文夕闭上双眼,嗅着随风扑面而来的花香。此时,他突然觉得胸口一阵炽热,睁开眼睛一看,那株指甲花正用力地穿过他的胸口,他顿时吓傻了。

“这……这……这是怎么回事?!”

只见那株指甲花拼命地从他的胸口钻进他的身体,枝叶沿着血管伸向身体的每一个角落,他感到每一寸肌肤都像是被撕裂般疼痛。

“疼!很疼!”他低着头,双手用力地抓住那株指甲花,手掌的肌肤被划破了,血流了下来,染红了脚下的雪地。他感到血脉喷张,青筋从他的太阳穴开始鼓起、蔓延,渐渐地爬满整个额头,一颗颗黄豆般大小的汗珠滴落下来,他的胸口、他的后背早已被汗水洗过了一遍。

“啊!救命啊!”他大声地喊了出来。一睁开眼睛,顿时感到茫然不知所措,缓过神来后,发现自己汗流浃背地躺自己的床上。啊!睡前忘了关电热毯了!

这时候,墙上的钟走到三点五十分左右。文夕怔怔地看着天花板发呆。他在想什么呢?刚才的那个梦?他的父亲?那株吃人的有着极大蛮劲的指甲花?都不是,他只是在放空。他总是有这样一个习惯——在经历了一段噩耗之后,就会放空,好像这样以后之前发生在自己身上的一切都再也与自己无关。他刻意地把自己从那些可怕的经历中抽离出来,像一个彻头彻尾的旁观者,不带任何感情地去看待它们,他管这叫做本能的自我保护,其实内心很明白,这就是一种逃避。

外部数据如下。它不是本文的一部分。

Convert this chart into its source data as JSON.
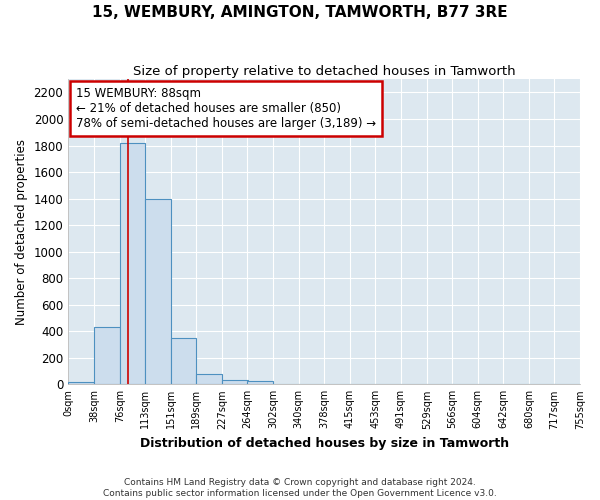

墙上的钟滴答滴答地走着,大概过去了一个多小时吧,文夕再次睡着了。这次他是真的睡着了。他没有做恶梦,而是带着他从小惯有的微笑甜美地入睡了。这个习惯是父亲帮他培养的,父亲告诉他,只有微笑着入睡的人才能有一晚上漂亮的睡眠。所以,从小到大,他都遵循着这样一个入睡习惯。

天渐渐地亮了,一缕阳光透过文夕房间的窗台上的窗帘逢照射了进来。文夕睁开眼睛,看了一眼墙上的钟,九点一刻,该起床啦!穿好衣服、洗漱完之后,他轻快地走下楼去,母亲早就煮好了大馇子粥,热好了豆浆,蒸好了饺子、包子和大果子,锅里的酸菜猪肉炖粉条正咕咚咕咚地冒着泡,香味弥漫整个厨房,飘向饭厅。

“起来啦!”母亲对文夕说道。

“一大早的咋吃这么丰盛啊?”

“你刚回到家,得给你做点你喜欢的。赶紧把你妹妹给拽下来,再不下来饭菜都凉啦!”

“好嘞!”于是文夕大步走上二楼。

啪!啪!啪!“文琴……文琴……起床啦!”文夕敲着文琴的房间门。

“知道啦!吵死啦!就不能让人家多睡会儿吗?!”文琴很不情愿地带着倦意回答道。

“老佛爷有旨,让小夕子伺候格格您起床用膳啦!”

“你回去告诉老佛爷,本宫困着呢!不吃!”文琴不耐烦地喊道。

文夕刚想说话,手一扭文琴的房门锁,门开了!于是文夕推开门走了进去。顺手一掀文琴的被子。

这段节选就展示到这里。